Joseph on his coaching style: “I’m going to coach you really hard and I’m going to tell you something every play, either it’s going to be good or it’s going to be bad, but I’m going to communicate something to you every play.”
What it means to me: The receivers room is going to be such an interesting storyline to follow this year. I feel like we’re all going to learn a lot about who’s in that room and how hard they want to work and do things the way their coach wants them to do.
Applewhite on how he’ll handle his running backs room: “When I send out the depth chart, just so you guys know, I’m not gonna have a No. 1, No. 2, No. 3. It’s going to be Or, Or, Or, Or. Because it’s 1A, 1B, 1C, 1D because, if I’ve done my job correctly, then they’re all a one. To me, it doesn’t matter who gets the first carry. I’ve never seen a football game be decided on the first carry of the game, it’s the ones after that. That’s what matters.”

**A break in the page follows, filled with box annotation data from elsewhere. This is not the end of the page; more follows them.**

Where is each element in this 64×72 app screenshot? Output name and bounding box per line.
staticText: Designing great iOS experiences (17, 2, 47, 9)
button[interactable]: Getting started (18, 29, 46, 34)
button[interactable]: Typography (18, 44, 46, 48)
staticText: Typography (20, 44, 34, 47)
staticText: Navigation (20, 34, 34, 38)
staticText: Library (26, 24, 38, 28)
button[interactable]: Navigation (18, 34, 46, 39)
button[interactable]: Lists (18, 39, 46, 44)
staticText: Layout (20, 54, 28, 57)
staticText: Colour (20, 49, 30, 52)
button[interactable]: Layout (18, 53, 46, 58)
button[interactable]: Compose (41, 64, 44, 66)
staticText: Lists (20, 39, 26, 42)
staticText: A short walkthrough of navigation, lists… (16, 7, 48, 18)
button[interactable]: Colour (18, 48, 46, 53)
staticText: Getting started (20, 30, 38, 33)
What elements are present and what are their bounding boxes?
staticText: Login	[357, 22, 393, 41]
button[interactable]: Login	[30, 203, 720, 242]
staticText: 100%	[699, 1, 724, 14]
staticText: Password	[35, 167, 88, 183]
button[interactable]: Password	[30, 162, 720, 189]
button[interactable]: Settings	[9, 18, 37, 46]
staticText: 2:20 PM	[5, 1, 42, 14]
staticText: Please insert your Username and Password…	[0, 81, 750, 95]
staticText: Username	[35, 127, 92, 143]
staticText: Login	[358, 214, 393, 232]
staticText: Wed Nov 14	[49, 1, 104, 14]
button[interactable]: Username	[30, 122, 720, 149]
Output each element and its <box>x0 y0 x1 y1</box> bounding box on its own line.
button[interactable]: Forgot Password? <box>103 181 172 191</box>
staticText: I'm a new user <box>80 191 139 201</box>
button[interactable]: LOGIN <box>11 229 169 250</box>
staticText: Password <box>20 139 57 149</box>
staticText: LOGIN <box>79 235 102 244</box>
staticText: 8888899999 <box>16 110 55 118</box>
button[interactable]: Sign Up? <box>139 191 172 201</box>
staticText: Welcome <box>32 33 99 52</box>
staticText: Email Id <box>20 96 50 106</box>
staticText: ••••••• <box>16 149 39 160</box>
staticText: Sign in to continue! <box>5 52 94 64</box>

What it means to me: It’s hard not to like Applewhite and what he stands for. Like other assistants have said, Applewhite wants to create as much competition as possible. Running back has always been an interesting position to me. They’re almost always one of the best athletes on the field, and if given a real opportunity, many would make plays with the ball in their hands. I think Nebraska has a handful of guys who would do well in different situations. Rahmir Johnson, though undersized at 5-foot-10 and 185 pounds, is a tough runner who doesn’t shy away from collisions and is one of the better pass catchers out of the backfield. At 245 pounds, Jaquez Yant is bigger and quicker than most linebackers who will try to tackle him. Put on Anthony Grant’s film from his days with New Mexico Military Institute and you’ll see why Applewhite recruited him while he was at TCU—the 210-pounder has the burst you’re looking for and runs behind his pads. It’s unfortunate that Gabe Ervin Jr.’s season came to an end early last year while he was in the middle of getting acclimated to Division I football in his first season. He’ll be limited this spring as he rehabs his knee injury. But when healthy, Ervin has the potential to be a three-down back who you’d be able to keep on the field on third downs to pick up the pass rush, something he was really good at, especially for a true freshman.
Applewhite on recruiting Texas: “It was very interesting, the reception and how excited every school was that I walked into that I had Cornhuskers, the N or Nebraska on my shirt, and it was a different reception than when I walked in and I had TCU on.”
What it means to me: The passion for football and building relationships with young people is easy to spot when Applewhite talks. I have no doubt that Nebraska’s presence in the state of Texas is going to grow now that Applewhite will be recruiting the area. It’s already started with the commitment of running back Ajay Allen, a member of the Huskers’ 2022 class and former TCU pledge who flipped to Nebraska on National Signing Day. It’d be wise to expect more commits from the Lone Star State in the near future.